Смертник был парень подготовленный и смышленый, и афганец не сомневался, что ни Чары, ни тем более Логинов, его не расколют. Ведь Чары и стараться не станет… А дальше Логинов без Чары должен был бы двинуться в обратный путь, но по дороге попасть в руки военного патруля карзаевцев. Весть об аресте журналиста вмиг долетела бы до Кабула, это полковник как следует продумал и подготовил. Офицеры нескольких ведомств и чиновники МИДа первыми узнали бы об этом.

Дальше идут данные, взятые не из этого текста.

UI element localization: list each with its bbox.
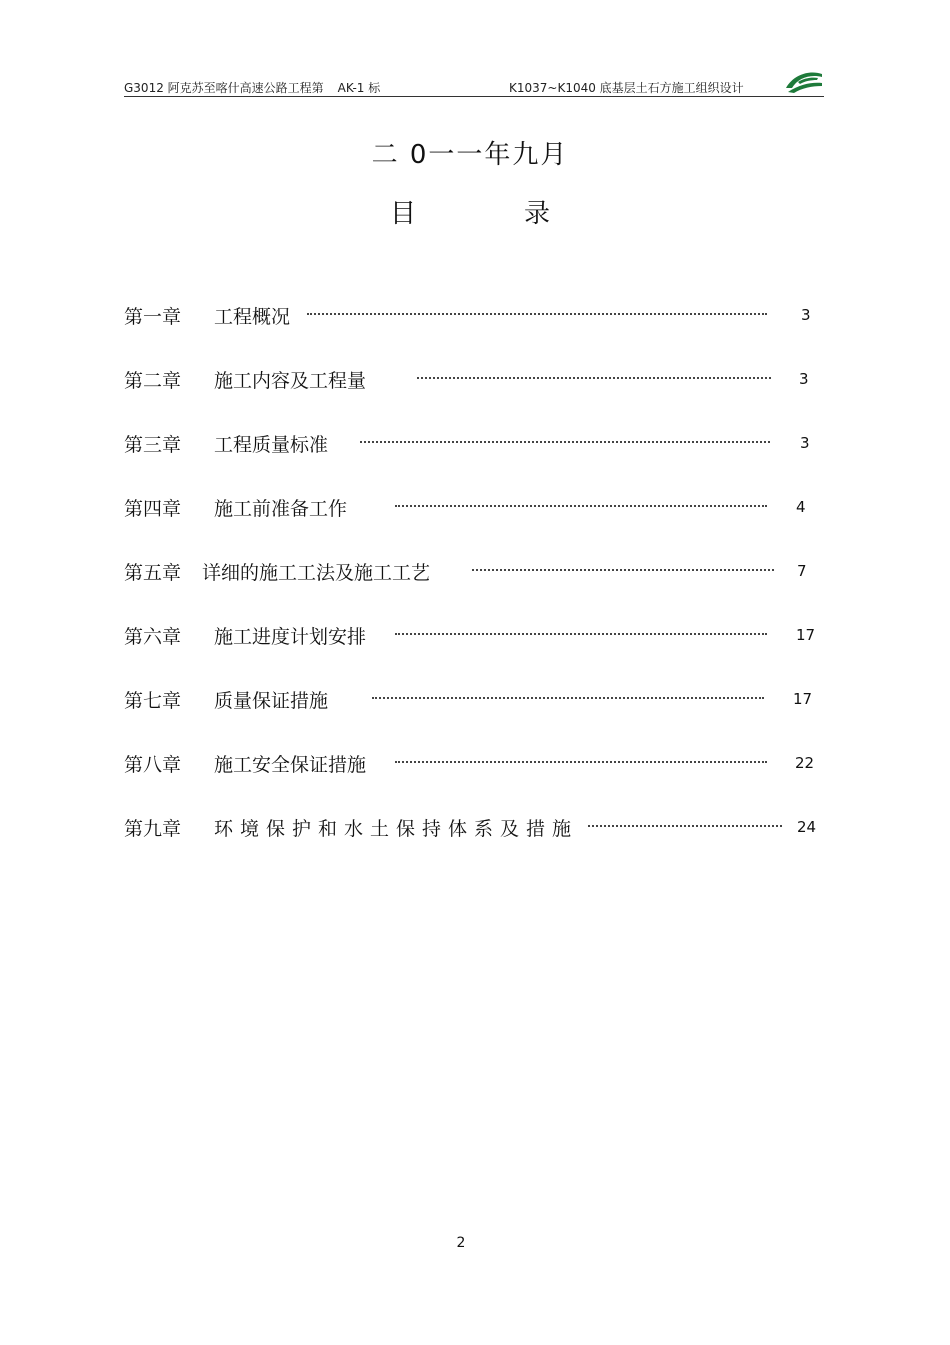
toc-leader-dots <box>307 311 767 315</box>
toc-heading-left: 目 <box>389 199 416 229</box>
toc-leader-dots <box>417 375 771 379</box>
toc-page-number: 17 <box>793 690 813 708</box>
toc-page-number: 3 <box>801 306 811 324</box>
toc-chapter-title: 施工内容及工程量 <box>214 370 367 392</box>
toc-leader-dots <box>472 567 774 571</box>
document-date: 二 0一一年九月 <box>371 140 569 170</box>
toc-heading-right: 录 <box>524 199 551 229</box>
toc-chapter-title: 质量保证措施 <box>214 690 329 712</box>
header-project-title: G3012 阿克苏至喀什高速公路工程第 <box>124 81 324 95</box>
toc-chapter-title: 施工进度计划安排 <box>214 626 367 648</box>
toc-leader-dots <box>395 631 767 635</box>
toc-leader-dots <box>395 759 767 763</box>
header-document-title: K1037~K1040 底基层土石方施工组织设计 <box>509 81 744 95</box>
toc-leader-dots <box>395 503 767 507</box>
toc-page-number: 3 <box>799 370 809 388</box>
toc-chapter-number: 第三章 <box>124 434 182 456</box>
toc-heading <box>0 193 940 230</box>
company-logo-icon <box>784 68 824 94</box>
toc-chapter-number: 第八章 <box>124 754 182 776</box>
header-left <box>124 79 380 96</box>
toc-chapter-number: 第七章 <box>124 690 182 712</box>
toc-chapter-title: 环境保护和水土保持体系及措施 <box>214 818 579 840</box>
toc-page-number: 3 <box>800 434 810 452</box>
toc-page-number: 22 <box>795 754 815 772</box>
toc-chapter-number: 第四章 <box>124 498 182 520</box>
toc-leader-dots <box>360 439 770 443</box>
toc-chapter-title: 施工安全保证措施 <box>214 754 367 776</box>
toc-chapter-title: 施工前准备工作 <box>214 498 348 520</box>
toc-chapter-title: 工程质量标准 <box>214 434 329 456</box>
toc-chapter-number: 第六章 <box>124 626 182 648</box>
toc-chapter-number: 第五章 <box>124 562 182 584</box>
toc-leader-dots <box>588 823 782 827</box>
toc-leader-dots <box>372 695 764 699</box>
toc-chapter-number: 第二章 <box>124 370 182 392</box>
toc-page-number: 24 <box>797 818 817 836</box>
page-number: 2 <box>456 1235 466 1251</box>
toc-chapter-number: 第九章 <box>124 818 182 840</box>
running-header <box>124 78 824 97</box>
toc-chapter-title: 详细的施工工法及施工工艺 <box>202 562 431 584</box>
toc-page-number: 7 <box>797 562 807 580</box>
toc-page-number: 17 <box>796 626 816 644</box>
toc-chapter-title: 工程概况 <box>214 306 291 328</box>
header-bid-section: AK-1 标 <box>337 81 381 95</box>
toc-chapter-number: 第一章 <box>124 306 182 328</box>
toc-page-number: 4 <box>796 498 806 516</box>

Курой не сомневался, что, пойди дело по его плану, о столь важном успехе немедленно доложили бы самому Карзаю, и тот наказал бы своим подручным в тишине тюремного каземата поработать с Логиновым на предмет его связей с Фахимом или иными тайными врагами. Но пока президент потирал бы руки, европейские журналисты узнали бы о судьбе коллеги такие детали, что подняли бы неистовый шум. Тут надлежало появиться и Чары, который поведал бы избранным ужасные детали охоты, учиненной на Логинова! Своевременная утечка информации из ведомств полностью подтвердила бы рассказ туркмена, и Карзаю пришлось бы освободить журналиста! И тут, на самой вершине комбинации, задуманной афганцем, появился бы сам Логинов и рассказал миру, за что на самом деле его гонят и притесняют! Он рассказал бы то, что должен сейчас передать ему смертник в Мазари-Шарифе. Он рассказал бы… Вот тут президенту Карзаю намекнули бы, что ему следует оставить даже мысль трогать маршала Фахима! После этого миссию Логинова можно было бы считать исчерпанной, и Курой помог бы ему, если выживет, исчезнуть в обеспеченном небытии. Ну а если бы Логинову по ходу спектакля не повезло, его голосом заговорило бы его имя. Имя «русского мертюрера». Даже еще убедительнее вышло бы!
Рискованную комбинацию можно было бы разыграть масштабно и эффектно. Но… После того как Горец рассказал о приходе Логинова в дом и о вызове на ристалище, творец разлюбил свой замысел. Разлюбил себя в роли творца. В этом замысле он не шел к арыку за водой вслед за учеником!